We all know a little about Martin Luther King Jr. We know his famous quotes. We’ve listened to his uplifting speeches. Martin Luther King Day was Monday and here are a few facts about him that you possibly didn’t know.
His name at birth was Michael. His father, Martin Luther King Sr., a pastor at Atlanta’s famed Ebenezer Baptist Church, traveled to Germany and became so inspired by the teachings of Martin Luther, founder of the Lutheran Church, that he changed both his name and his 5-year-old son’s names to Martin.
He was such a gifted student that he skipped grades 9 and 12 and started college at age 15.

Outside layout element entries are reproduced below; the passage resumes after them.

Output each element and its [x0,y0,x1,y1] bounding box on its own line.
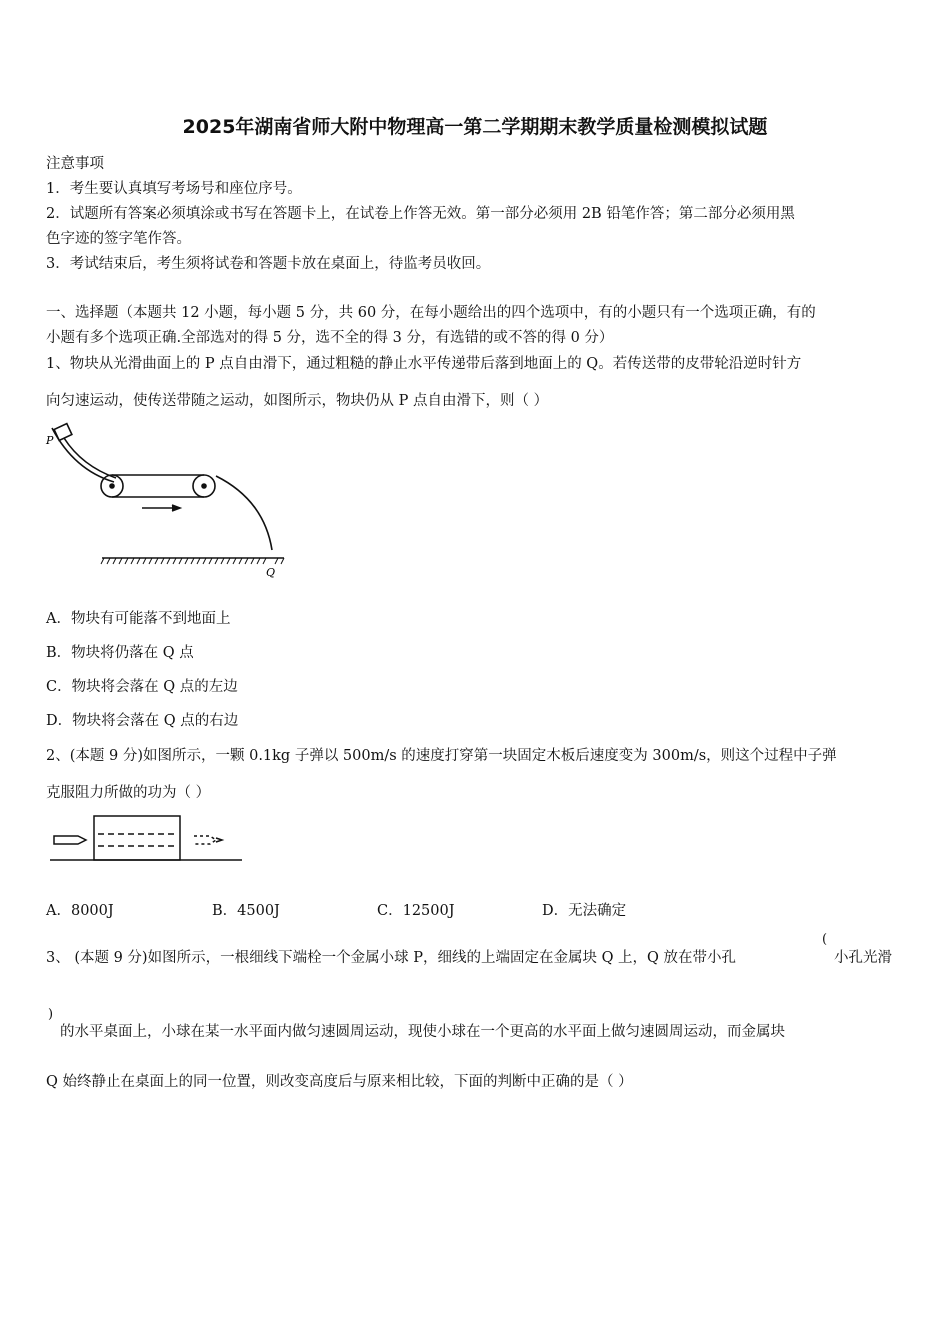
notice-item: 1．考生要认真填写考场号和座位序号。 [46,181,302,197]
q3-stem: 的水平桌面上，小球在某一水平面内做匀速圆周运动，现使小球在一个更高的水平面上做匀速圆周运动，而金属块 [60,1024,785,1040]
q3-stem: 小孔光滑 [834,950,892,966]
q3-open-paren: ( [822,932,828,947]
q1-option-a[interactable]: A．物块有可能落不到地面上 [46,611,231,627]
notice-item: 2．试题所有答案必须填涂或书写在答题卡上，在试卷上作答无效。第一部分必须用 2B 铅笔作答；第二部分必须用黑 [46,206,795,222]
q1-conveyor-figure [44,420,294,580]
q1-option-b[interactable]: B．物块将仍落在 Q 点 [46,645,194,661]
notice-item: 3．考试结束后，考生须将试卷和答题卡放在桌面上，待监考员收回。 [46,256,491,272]
q2-option-b[interactable]: B．4500J [212,903,280,919]
q2-stem: 2、(本题 9 分)如图所示，一颗 0.1kg 子弹以 500m/s 的速度打穿第一块固定木板后速度变为 300m/s，则这个过程中子弹 [46,748,837,764]
q1-stem: 1、物块从光滑曲面上的 P 点自由滑下，通过粗糙的静止水平传递带后落到地面上的 Q。若传送带的皮带轮沿逆时针方 [46,356,802,372]
q3-stem: Q 始终静止在桌面上的同一位置，则改变高度后与原来相比较，下面的判断中正确的是（ ） [46,1074,633,1090]
notice-heading: 注意事项 [46,156,104,172]
label-p: P [46,434,54,447]
page-title: 2025年湖南省师大附中物理高一第二学期期末教学质量检测模拟试题 [182,116,768,138]
q1-option-c[interactable]: C．物块将会落在 Q 点的左边 [46,679,238,695]
q2-option-a[interactable]: A．8000J [46,903,114,919]
q2-bullet-figure [50,812,250,868]
q2-stem: 克服阻力所做的功为（ ） [46,785,211,801]
q1-stem: 向匀速运动，使传送带随之运动，如图所示，物块仍从 P 点自由滑下，则（ ） [46,393,549,409]
section-instructions: 一、选择题（本题共 12 小题，每小题 5 分，共 60 分，在每小题给出的四个选项中，有的小题只有一个选项正确，有的 [46,305,816,321]
q3-stem: 3、 (本题 9 分)如图所示，一根细线下端栓一个金属小球 P，细线的上端固定在金属块 Q 上，Q 放在带小孔 [46,950,737,966]
notice-item: 色字迹的签字笔作答。 [46,231,191,247]
q3-close-paren: ) [48,1007,54,1022]
section-instructions: 小题有多个选项正确.全部选对的得 5 分，选不全的得 3 分，有选错的或不答的得 0 分） [46,330,614,346]
q2-option-d[interactable]: D．无法确定 [542,903,627,919]
q2-option-c[interactable]: C．12500J [377,903,455,919]
label-q: Q [266,566,276,579]
q1-option-d[interactable]: D．物块将会落在 Q 点的右边 [46,713,239,729]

King’s “I Have A Dream” speech in front of the Lincoln Memorial was not his first time to speak there. Six years before that, he spoke there at the Prayer Pilgrimage for Freedom in 1957. His speech was very well received and put him at the forefront of the civil rights movement.

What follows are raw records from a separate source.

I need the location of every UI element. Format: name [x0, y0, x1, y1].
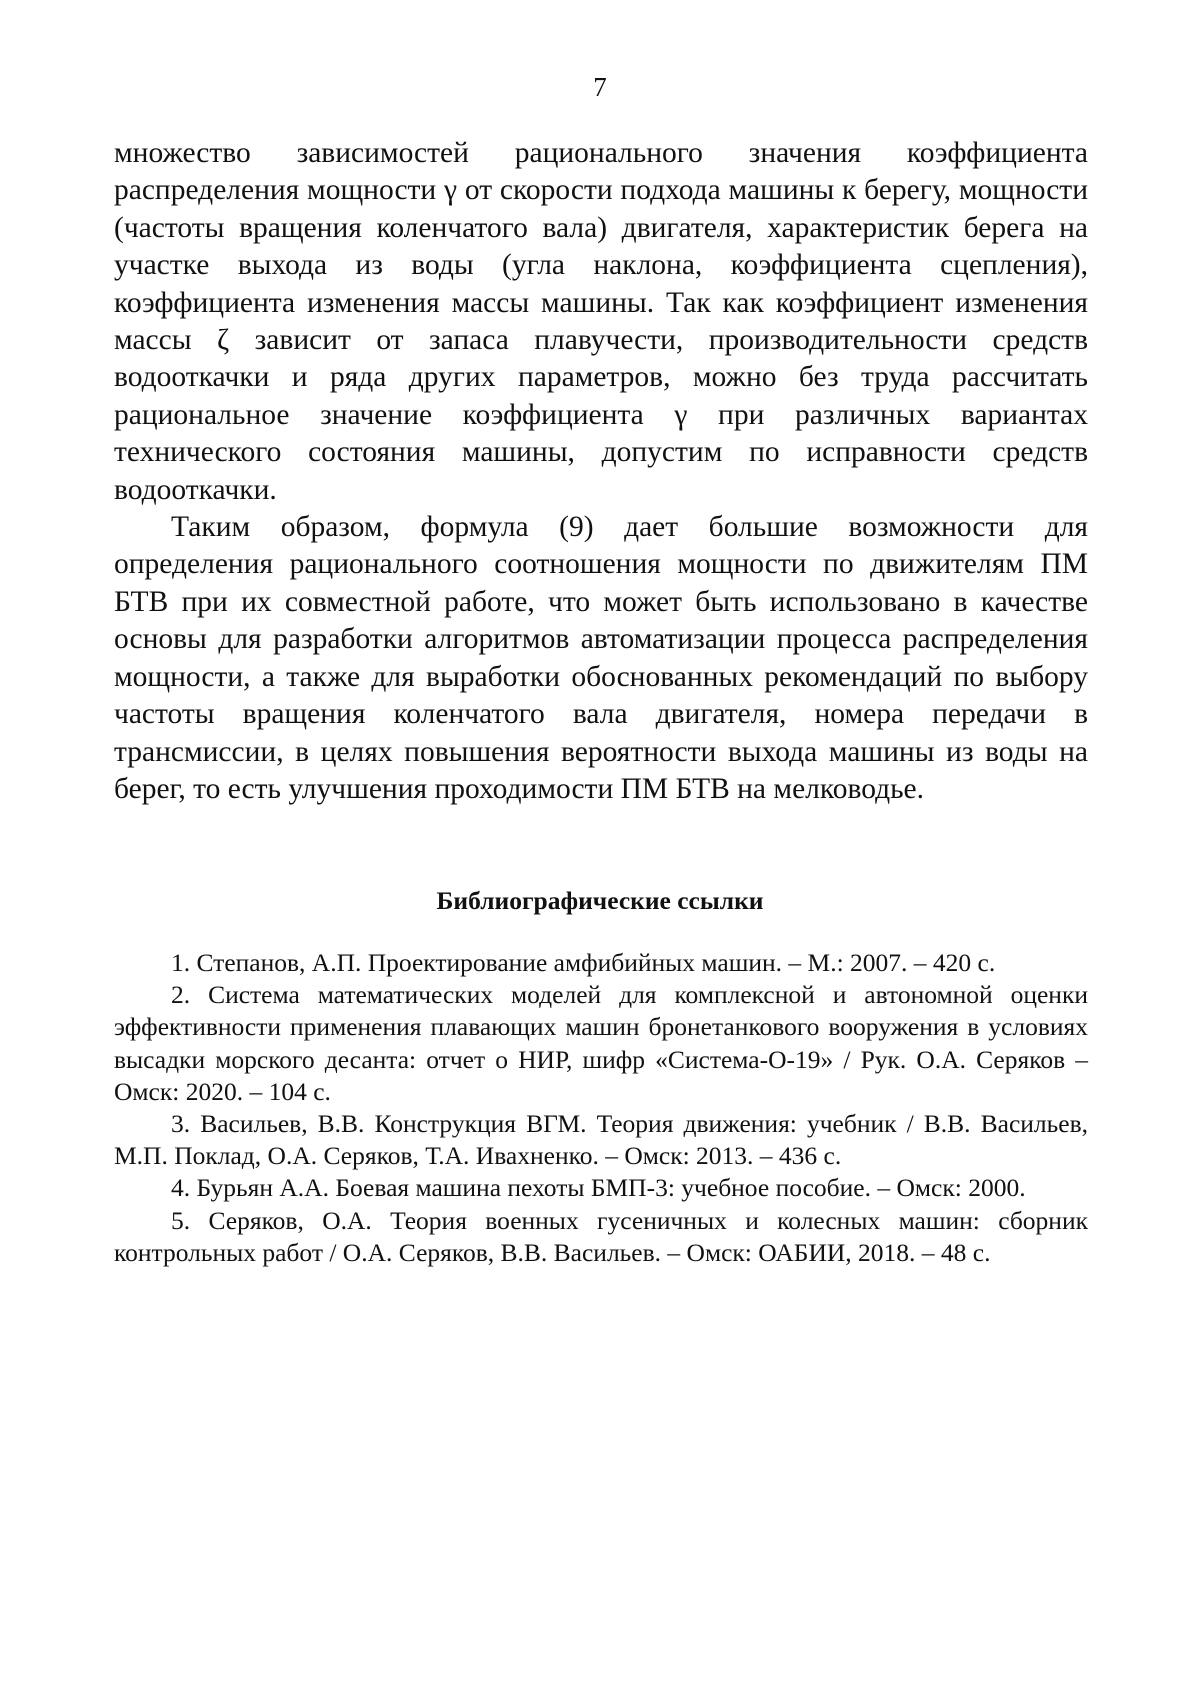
body-text	[114, 135, 1088, 808]
reference-item: 2. Система математических моделей для комплексной и автономной оценки эффективности применения плавающих машин бронетанкового вооружения в условиях высадки морского десанта: отчет о НИР, шифр «Система-О-19» / Рук. О.А. Серяков – Омск: 2020. – 104 с.	[114, 980, 1088, 1106]
references-list	[114, 947, 1088, 1269]
reference-item: 1. Степанов, А.П. Проектирование амфибийных машин. – М.: 2007. – 420 с.	[171, 948, 996, 977]
reference-item: 3. Васильев, В.В. Конструкция ВГМ. Теория движения: учебник / В.В. Васильев, М.П. Поклад, О.А. Серяков, Т.А. Ивахненко. – Омск: 2013. – 436 с.	[114, 1109, 1088, 1171]
reference-item: 4. Бурьян А.А. Боевая машина пехоты БМП-3: учебное пособие. – Омск: 2000.	[171, 1173, 1026, 1203]
body-paragraph: множество зависимостей рационального значения коэффициента распределения мощности γ от скорости подхода машины к берегу, мощности (частоты вращения коленчатого вала) двигателя, характеристик берега на участке выхода из воды (угла наклона, коэффициента сцепления), коэффициента изменения массы машины. Так как коэффициент изменения массы ζ зависит от запаса плавучести, производительности средств водооткачки и ряда других параметров, можно без труда рассчитать рациональное значение коэффициента γ при различных вариантах технического состояния машины, допустим по исправности средств водооткачки.	[114, 137, 1088, 506]
references-heading: Библиографические ссылки	[436, 886, 764, 915]
body-paragraph: Таким образом, формула (9) дает большие возможности для определения рационального соотношения мощности по движителям ПМ БТВ при их совместной работе, что может быть использовано в качестве основы для разработки алгоритмов автоматизации процесса распределения мощности, а также для выработки обоснованных рекомендаций по выбору частоты вращения коленчатого вала двигателя, номера передачи в трансмиссии, в целях повышения вероятности выхода машины из воды на берег, то есть улучшения проходимости ПМ БТВ на мелководье.	[114, 511, 1088, 805]
reference-item: 5. Серяков, О.А. Теория военных гусеничных и колесных машин: сборник контрольных работ / О.А. Серяков, В.В. Васильев. – Омск: ОАБИИ, 2018. – 48 с.	[114, 1205, 1088, 1267]
page-number: 7	[593, 72, 607, 102]
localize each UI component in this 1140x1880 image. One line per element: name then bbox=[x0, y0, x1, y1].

He was jailed 29 times with trumped up charges like going 30 in a 25-mile-per-hour zone.
He was nearly assassinated 10 years before his death. He was at a book signing in Harlem in 1958 when a woman came up to him and asked if he was Martin Luther King. He told he was and she said, “I’ve been looking for you for five years.” After which she plunged a seven-inch letter opener into his chest. After hours of delicate surgery to repair his aorta, surgeons told him that from the position of the letter opener if he had merely sneezed he would have died.
His mother died by gunshot too. On June 30, 1974, as 69-year-old Alberta Williams King played the organ at a Sunday service inside Ebenezer Baptist Church, Marcus Wayne Chenault Jr. rose from the front pew, drew two pistols and began to fire shots. One of the bullets struck and killed King, who died steps from where her son had preached nonviolence.

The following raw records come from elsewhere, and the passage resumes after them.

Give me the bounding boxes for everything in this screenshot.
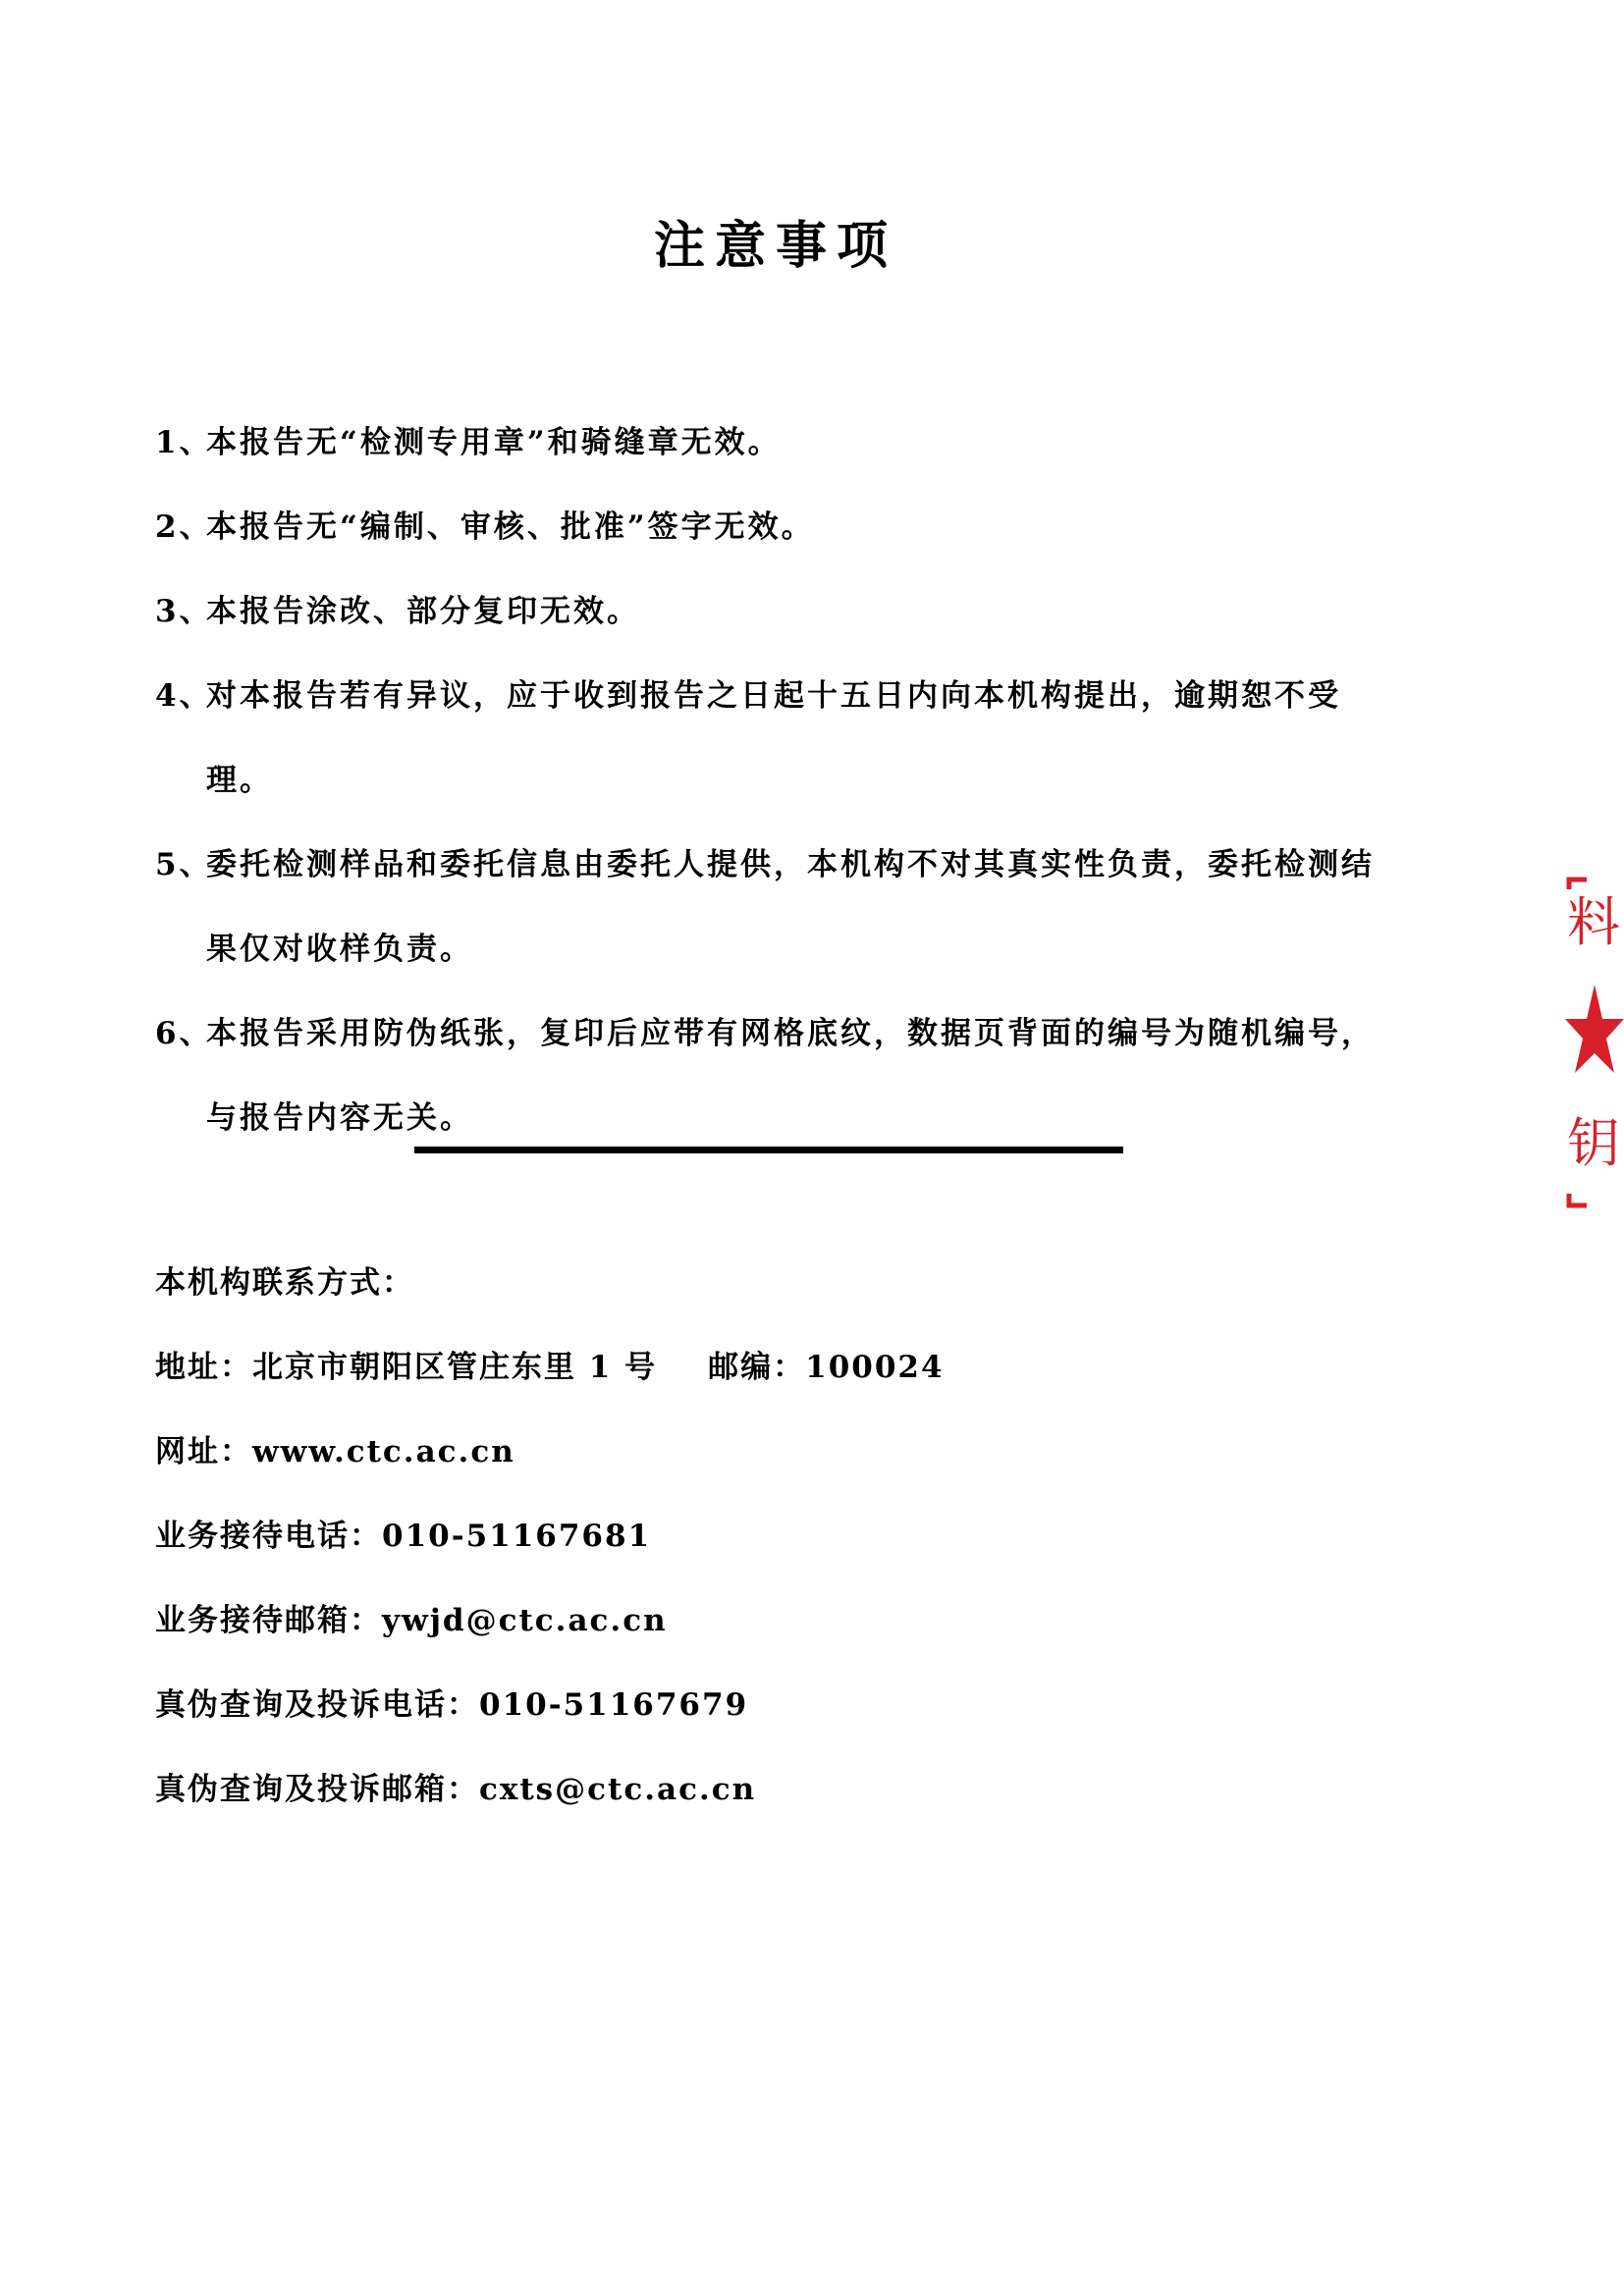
partial-seal-stamp: [1565, 872, 1624, 1215]
section-divider: [414, 1147, 1123, 1153]
notice-number: 4、: [155, 678, 213, 714]
notice-number: 2、: [155, 509, 213, 545]
postcode-label: 邮编：: [708, 1350, 806, 1385]
notice-text: 本报告无“编制、审核、批准”签字无效。: [206, 509, 815, 545]
postcode-value: 100024: [805, 1350, 945, 1385]
phone-label: 业务接待电话：: [155, 1519, 382, 1554]
notice-text: 对本报告若有异议，应于收到报告之日起十五日内向本机构提出，逾期恕不受理。: [206, 678, 1341, 798]
notice-item: [155, 654, 1402, 823]
notice-item: [155, 991, 1402, 1160]
email-value: ywjd@ctc.ac.cn: [382, 1603, 668, 1638]
complaint-phone-label: 真伪查询及投诉电话：: [155, 1687, 479, 1723]
page-title: 注意事项: [653, 216, 897, 276]
address-value: 北京市朝阳区管庄东里 1 号: [252, 1350, 658, 1385]
notice-item: [155, 400, 1402, 485]
website-value: www.ctc.ac.cn: [252, 1434, 515, 1469]
complaint-email-label: 真伪查询及投诉邮箱：: [155, 1772, 479, 1807]
notice-text: 本报告涂改、部分复印无效。: [206, 594, 640, 629]
email-line: [155, 1578, 1333, 1663]
email-label: 业务接待邮箱：: [155, 1603, 382, 1638]
seal-top-char: 料: [1567, 891, 1620, 953]
website-label: 网址：: [155, 1434, 252, 1469]
notice-number: 6、: [155, 1016, 213, 1051]
complaint-email-line: [155, 1747, 1333, 1832]
notice-text: 本报告采用防伪纸张，复印后应带有网格底纹，数据页背面的编号为随机编号，与报告内容无关。: [206, 1016, 1375, 1136]
seal-graphic: [1565, 872, 1624, 1215]
star-icon: [1565, 985, 1624, 1073]
contact-section: [155, 1241, 1333, 1832]
seal-bottom-char: 钥: [1567, 1112, 1620, 1174]
notice-item: [155, 823, 1402, 991]
notice-number: 5、: [155, 847, 213, 882]
notice-list: [155, 400, 1402, 1160]
notice-text: 委托检测样品和委托信息由委托人提供，本机构不对其真实性负责，委托检测结果仅对收样负责。: [206, 847, 1375, 967]
phone-line: [155, 1494, 1333, 1578]
notice-item: [155, 485, 1402, 569]
complaint-phone-value: 010-51167679: [479, 1687, 749, 1723]
seal-bracket-top: [1569, 880, 1587, 889]
website-line: [155, 1410, 1333, 1494]
contact-heading: 本机构联系方式：: [155, 1265, 414, 1301]
notice-number: 3、: [155, 594, 213, 629]
notice-text: 本报告无“检测专用章”和骑缝章无效。: [206, 425, 782, 460]
phone-value: 010-51167681: [382, 1519, 652, 1554]
complaint-email-value: cxts@ctc.ac.cn: [479, 1772, 757, 1807]
complaint-phone-line: [155, 1663, 1333, 1747]
address-label: 地址：: [155, 1350, 252, 1385]
notice-number: 1、: [155, 425, 213, 460]
notice-item: [155, 569, 1402, 654]
address-line: [155, 1325, 1333, 1410]
seal-bracket-bottom: [1569, 1194, 1587, 1205]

The day before Dr. King was assassinated, he gave a speech in Memphis, Tennessee, to offer support for sanitation workers who had received unfair treatment by their bosses. He told the crowd, “And I’ve seen the Promised Land. I may not get there with you. But I want you to know tonight, that we, as a people, will get to the Promised Land.” In the aftermath of his death, some people found the language he used to be an eerie indication that he knew his death was imminent.
Unfortunately some people are still not “hearing” him and getting the message all these years later, but hopefully his dream will come true one day soon.